Соломоновы острова находятся в Центральной Меланезии – огромном мире островов, населенных темнокожими людьми, говорящими на меланезийских, папуасских и полинезийских языках. В политико-административном отношении Соломоновы острова делятся на две части: наиболее северные острова – Бугенвиль, Бука и Ниссан – относятся к подопечной территории ООН и находятся под управлением Австралии, остальные являются протекторатом Великобритании. Большая часть книги посвящена острову Бугенвиль, последняя глава – острову Малаита из группы Британских Соломоновых островов.

Все большие острова архипелага – вулканического происхождения, а на острове Бугенвиль есть и действующие вулканы – Балби и Багана. Извержения вулканов, землетрясения запечатлелись в сознании меланезийцев и отразились в их религии и фольклоре.

Меланезийские и полинезийские языки вместе с индонезийскими и микронезийскими входят в малайско-полинезийскую, или австронезийскую, семью языков; к ней принадлежит также язык коренного населения Мадагаскара. Папуасские языки составляют совершенно особую группу и не обнаруживают родства с иными языками мира; различаются они и между собой, так что их правильнее было бы называть неавстронезийскими языками. В настоящее время они распространены главным образом на Новой Гвинее, но сохранились местами в архипелаге Бисмарка и на некоторых Соломоновых островах, в том числе на острове Бугенвиль. В прошлом папуасские языки были распространены, вероятно, гораздо шире. На них говорило древнейшее население Западной Океании. Австронезийские языки распространились здесь позже, по мнению некоторых лингвистов, – во втором тысячелетии до нашей эры.
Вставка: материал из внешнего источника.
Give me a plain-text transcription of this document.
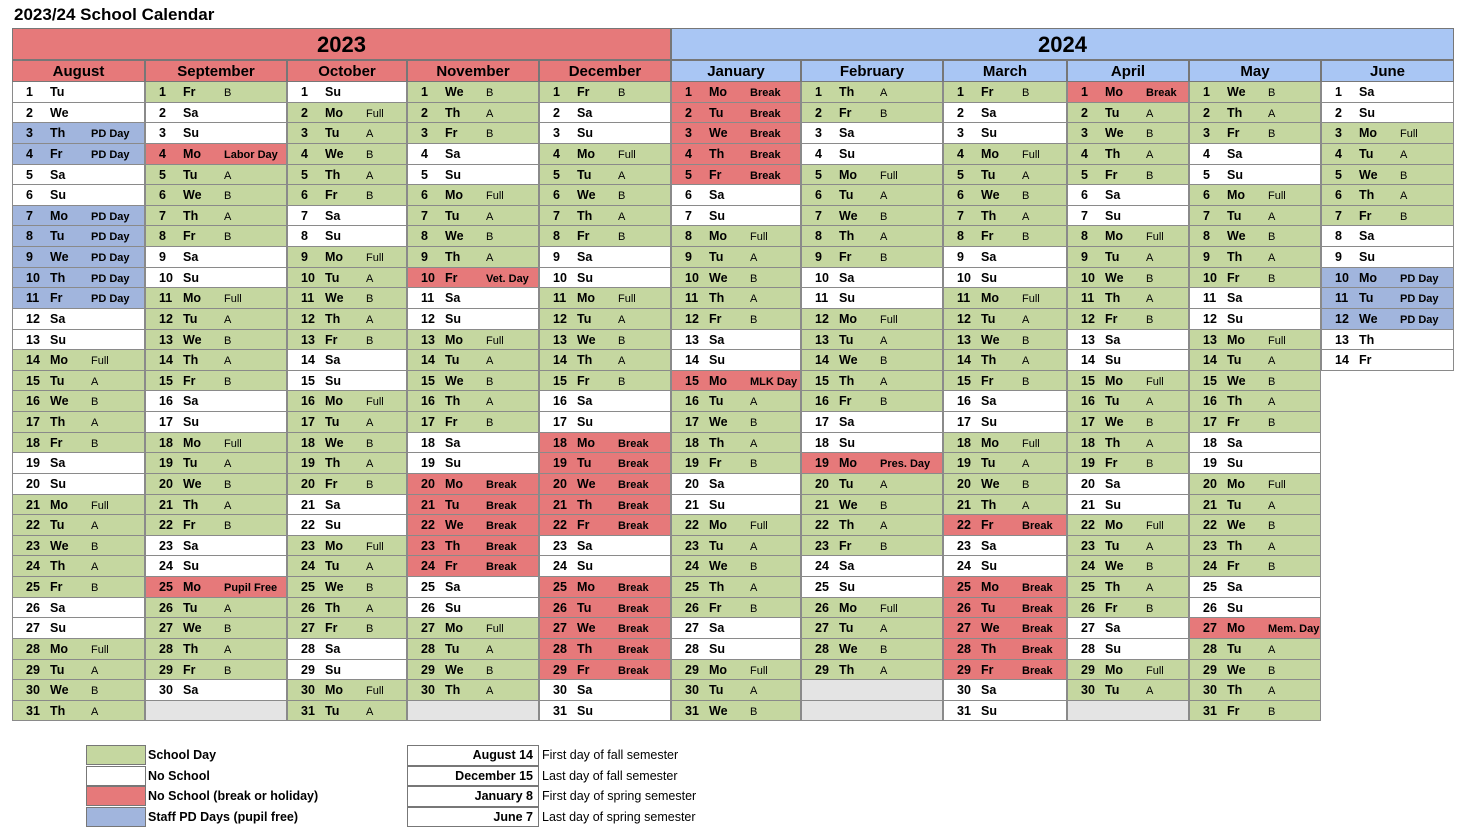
2023/24 School Calendar
2023	2024
August
1 Tu
2 We
3 Th PD Day
4 Fr	PD Day
5 Sa
6 Su
7 Mo PD Day
8 Tu PD Day
9 We PD Day
10 Th PD Day
11 Fr	PD Day
12 Sa
13 Su
14 Mo Full
15 Tu A
16 We B
17 Th A
18 Fr	B
19 Sa
20 Su
21 Mo Full
22 Tu A
23 We B
24 Th A
25 Fr	B
26 Sa
27 Su
28 Mo Full
29 Tu A
30 We B
31 Th A
September
1 Fr	B
2 Sa
3 Su
4 Mo Labor Day
5 Tu A
6 We B
7 Th A
8 Fr	B
9 Sa
10 Su
11 Mo Full
12 Tu A
13 We B
14 Th A
15 Fr	B
16 Sa
17 Su
18 Mo Full
19 Tu A
20 We B
21 Th A
22 Fr	B
23 Sa
24 Su
25 Mo Pupil Free
26 Tu A
27 We B
28 Th A
29 Fr	B
30 Sa
October
1 Su
2 Mo Full
3 Tu A
4 We B
5 Th A
6 Fr	B
7 Sa
8 Su
9 Mo Full
10 Tu A
11 We B
12 Th A
13 Fr	B
14 Sa
15 Su
16 Mo Full
17 Tu A
18 We B
19 Th A
20 Fr	B
21 Sa
22 Su
23 Mo Full
24 Tu A
25 We B
26 Th A
27 Fr	B
28 Sa
29 Su
30 Mo Full
31 Tu A
November
1 We B
2 Th A
3 Fr	B
4 Sa
5 Su
6 Mo Full
7 Tu A
8 We B
9 Th A
10 Fr	Vet. Day
11 Sa
12 Su
13 Mo Full
14 Tu A
15 We B
16 Th A
17 Fr	B
18 Sa
19 Su
20 Mo Break
21 Tu Break
22 We Break
23 Th Break
24 Fr	Break
25 Sa
26 Su
27 Mo Full
28 Tu A
29 We B
30 Th A
December
1 Fr	B
2 Sa
3 Su
4 Mo Full
5 Tu A
6 We B
7 Th A
8 Fr	B
9 Sa
10 Su
11 Mo Full
12 Tu A
13 We B
14 Th A
15 Fr	B
16 Sa
17 Su
18 Mo Break
19 Tu Break
20 We Break
21 Th Break
22 Fr	Break
23 Sa
24 Su
25 Mo Break
26 Tu Break
27 We Break
28 Th Break
29 Fr	Break
30 Sa
31 Su
January
1 Mo Break
2 Tu Break
3 We Break
4 Th Break
5 Fr	Break
6 Sa
7 Su
8 Mo Full
9 Tu A
10 We B
11 Th A
12 Fr	B
13 Sa
14 Su
15 Mo MLK Day
16 Tu A
17 We B
18 Th A
19 Fr	B
20 Sa
21 Su
22 Mo Full
23 Tu A
24 We B
25 Th A
26 Fr	B
27 Sa
28 Su
29 Mo Full
30 Tu A
31 We B
February
1 Th A
2 Fr	B
3 Sa
4 Su
5 Mo Full
6 Tu A
7 We B
8 Th A
9 Fr	B
10 Sa
11 Su
12 Mo Full
13 Tu A
14 We B
15 Th A
16 Fr	B
17 Sa
18 Su
19 Mo Pres. Day
20 Tu A
21 We B
22 Th A
23 Fr	B
24 Sa
25 Su
26 Mo Full
27 Tu A
28 We B
29 Th A
March
1 Fr	B
2 Sa
3 Su
4 Mo Full
5 Tu A
6 We B
7 Th A
8 Fr	B
9 Sa
10 Su
11 Mo Full
12 Tu A
13 We B
14 Th A
15 Fr	B
16 Sa
17 Su
18 Mo Full
19 Tu A
20 We B
21 Th A
22 Fr	Break
23 Sa
24 Su
25 Mo Break
26 Tu Break
27 We Break
28 Th Break
29 Fr	Break
30 Sa
31 Su
April
1 Mo Break
2 Tu A
3 We B
4 Th A
5 Fr	B
6 Sa
7 Su
8 Mo Full
9 Tu A
10 We B
11 Th A
12 Fr	B
13 Sa
14 Su
15 Mo Full
16 Tu A
17 We B
18 Th A
19 Fr	B
20 Sa
21 Su
22 Mo Full
23 Tu A
24 We B
25 Th A
26 Fr	B
27 Sa
28 Su
29 Mo Full
30 Tu A
May
1 We B
2 Th A
3 Fr	B
4 Sa
5 Su
6 Mo Full
7 Tu A
8 We B
9 Th A
10 Fr	B
11 Sa
12 Su
13 Mo Full
14 Tu A
15 We B
16 Th A
17 Fr	B
18 Sa
19 Su
20 Mo Full
21 Tu A
22 We B
23 Th A
24 Fr	B
25 Sa
26 Su
27 Mo Mem. Day
28 Tu A
29 We B
30 Th A
31 Fr	B
June
1 Sa
2 Su
3 Mo Full
4 Tu A
5 We B
6 Th A
7 Fr	B
8 Sa
9 Su
10 Mo PD Day
11 Tu PD Day
12 We PD Day
13 Th
14 Fr
School Day
No School
No School (break or holiday)
Staff PD Days (pupil free)
August 14 First day of fall semester
December 15 Last day of fall semester
January 8 First day of spring semester
June 7 Last day of spring semester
Древнейшей основой, на которой формировалось современное население Западной Океании, были австралоиды позднего палеолита и неолита, ареал расселения которых простирался от Азиатского материка на севере до Австралии на юге. Со временем этот древний расовый ствол дал многочисленные побеги. Наиболее ранней его ветвью, расположенной всего ближе к исходному австралоидному типу, являются австралийцы. Другие темнокожие группы Юго-Восточной Азии и Океании вследствие различных географических и исторических причин отошли от исходного расового типа в значительно большей степени и в разных направлениях. На Индокитайском полуострове, на бесчисленных островах Индонезии и Западной Океании в пределах формирования новых территориальных расовых типов шло образование и новых этносов, характеризуемых не только антропологическим, но и культурным своеобразием.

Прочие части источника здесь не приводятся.